Eine weitere Vorsichtsmaßnahme ist es, in allen Kleidungsstücken oder Handtaschen Zettel mit Namen und Telefonnummer/Adresse und der Diagnose als Demenzpatient oder Demenzpatientin unterzubringen.
Sollten Menschen mit Demenz abgängig sein, sind nach einer kurzen Suche der näheren Umgebung inklusive Nebengebäude, Keller etc. und Befragung der Nachbarn die lokale Polizei-Station zu verständigen. Beschreiben Sie die Situation und sagen Sie, seit wann die vermisste und schutzbedürftige Person (Name, Adresse, Diagnose, Alter) abgängig ist und wie sie zuletzt bekleidet war. Je früher die Sicherheitskräfte wissen, dass jemand vermisst wird, desto eher können sie suchen.
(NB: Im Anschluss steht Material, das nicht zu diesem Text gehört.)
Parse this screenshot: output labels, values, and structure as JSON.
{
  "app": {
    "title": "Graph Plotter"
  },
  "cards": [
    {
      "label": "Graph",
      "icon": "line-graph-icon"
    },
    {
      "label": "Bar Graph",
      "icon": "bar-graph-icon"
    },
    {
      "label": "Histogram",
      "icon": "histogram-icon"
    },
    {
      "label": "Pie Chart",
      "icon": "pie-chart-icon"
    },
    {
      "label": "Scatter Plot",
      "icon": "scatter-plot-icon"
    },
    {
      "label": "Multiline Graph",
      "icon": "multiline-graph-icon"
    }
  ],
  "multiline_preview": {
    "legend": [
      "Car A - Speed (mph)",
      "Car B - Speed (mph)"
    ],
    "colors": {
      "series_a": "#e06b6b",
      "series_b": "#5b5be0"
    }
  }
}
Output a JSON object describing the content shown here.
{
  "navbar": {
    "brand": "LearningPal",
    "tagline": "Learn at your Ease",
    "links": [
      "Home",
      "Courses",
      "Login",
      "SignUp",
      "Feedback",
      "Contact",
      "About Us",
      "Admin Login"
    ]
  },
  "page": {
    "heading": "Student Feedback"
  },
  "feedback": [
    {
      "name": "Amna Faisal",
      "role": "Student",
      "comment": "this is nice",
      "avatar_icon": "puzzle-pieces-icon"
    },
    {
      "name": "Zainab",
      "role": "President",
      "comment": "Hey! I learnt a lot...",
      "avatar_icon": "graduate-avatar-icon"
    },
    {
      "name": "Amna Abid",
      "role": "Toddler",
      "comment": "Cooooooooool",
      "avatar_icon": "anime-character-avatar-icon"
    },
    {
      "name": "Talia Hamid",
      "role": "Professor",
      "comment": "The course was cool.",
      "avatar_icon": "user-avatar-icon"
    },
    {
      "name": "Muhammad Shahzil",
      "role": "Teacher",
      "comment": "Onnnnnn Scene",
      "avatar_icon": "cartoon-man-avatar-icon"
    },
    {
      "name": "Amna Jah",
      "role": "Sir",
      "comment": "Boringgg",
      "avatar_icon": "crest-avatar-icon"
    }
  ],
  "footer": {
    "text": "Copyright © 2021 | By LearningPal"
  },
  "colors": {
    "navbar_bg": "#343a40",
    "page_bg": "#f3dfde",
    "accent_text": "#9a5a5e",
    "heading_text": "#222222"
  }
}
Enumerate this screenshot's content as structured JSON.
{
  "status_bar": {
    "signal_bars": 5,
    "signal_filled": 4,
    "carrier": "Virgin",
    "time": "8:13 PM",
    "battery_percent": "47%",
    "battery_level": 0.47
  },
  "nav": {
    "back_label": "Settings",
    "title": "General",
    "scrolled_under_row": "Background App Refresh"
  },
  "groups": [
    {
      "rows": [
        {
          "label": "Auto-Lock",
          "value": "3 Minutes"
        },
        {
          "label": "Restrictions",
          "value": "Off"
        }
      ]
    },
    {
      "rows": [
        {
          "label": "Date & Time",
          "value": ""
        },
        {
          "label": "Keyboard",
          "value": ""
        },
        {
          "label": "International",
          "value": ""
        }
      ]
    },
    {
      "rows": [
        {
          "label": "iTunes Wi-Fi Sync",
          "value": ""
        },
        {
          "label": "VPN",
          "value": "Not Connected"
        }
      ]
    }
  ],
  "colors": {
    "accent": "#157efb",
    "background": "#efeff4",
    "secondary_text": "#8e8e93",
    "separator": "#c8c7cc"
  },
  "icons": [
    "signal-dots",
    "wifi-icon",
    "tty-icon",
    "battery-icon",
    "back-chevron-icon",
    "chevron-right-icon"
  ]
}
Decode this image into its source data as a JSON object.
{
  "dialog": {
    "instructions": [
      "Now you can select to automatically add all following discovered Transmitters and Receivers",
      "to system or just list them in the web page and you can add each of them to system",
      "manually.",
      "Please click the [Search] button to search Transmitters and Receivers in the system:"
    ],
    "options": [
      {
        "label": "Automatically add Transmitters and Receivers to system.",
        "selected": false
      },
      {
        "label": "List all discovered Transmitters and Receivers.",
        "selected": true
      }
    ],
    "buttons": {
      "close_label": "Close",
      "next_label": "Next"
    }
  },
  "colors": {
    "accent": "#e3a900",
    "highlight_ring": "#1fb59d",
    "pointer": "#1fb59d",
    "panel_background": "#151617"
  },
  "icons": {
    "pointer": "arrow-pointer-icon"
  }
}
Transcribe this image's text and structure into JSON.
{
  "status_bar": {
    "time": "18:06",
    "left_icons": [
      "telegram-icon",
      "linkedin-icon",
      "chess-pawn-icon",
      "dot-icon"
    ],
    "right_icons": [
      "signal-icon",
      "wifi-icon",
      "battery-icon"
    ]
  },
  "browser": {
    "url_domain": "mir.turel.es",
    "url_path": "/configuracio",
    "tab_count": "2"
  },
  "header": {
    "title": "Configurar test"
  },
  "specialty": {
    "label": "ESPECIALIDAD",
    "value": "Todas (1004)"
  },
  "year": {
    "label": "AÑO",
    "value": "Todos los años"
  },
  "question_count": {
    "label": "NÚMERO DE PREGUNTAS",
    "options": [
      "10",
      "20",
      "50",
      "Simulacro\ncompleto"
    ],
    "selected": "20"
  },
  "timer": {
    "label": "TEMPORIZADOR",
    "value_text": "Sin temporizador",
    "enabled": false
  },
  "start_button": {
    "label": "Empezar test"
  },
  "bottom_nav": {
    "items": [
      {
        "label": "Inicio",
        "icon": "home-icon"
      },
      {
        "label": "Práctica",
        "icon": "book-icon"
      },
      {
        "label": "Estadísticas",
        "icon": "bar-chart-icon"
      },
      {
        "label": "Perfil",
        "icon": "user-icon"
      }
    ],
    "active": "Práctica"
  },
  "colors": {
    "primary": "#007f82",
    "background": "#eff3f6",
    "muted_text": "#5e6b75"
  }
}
Belohnen Sie das Zuhause Bleiben oder Niedersetzen mit einer Zuwendung, einem Bonbon, einem Stück Schokolade.
Damit sich Personen mit Demenz zuhause wohler fühlen, regen Sie zu gemeinsamen Aktivitäten an: Singen, Tanzen, Tisch decken, Servietten falten, Zeitungen schlichten, Rosenkranzbeten, Haustiere versorgen, Fotos anschauen…
Räumen Sie alle möglichen Stolperfallen weg: Kabel, Teppiche
Telefonieren Sie mit dem Hausarzt oder der Hausärztin, ob im Fall ein beruhigendes Medikament verschrieben werden kann.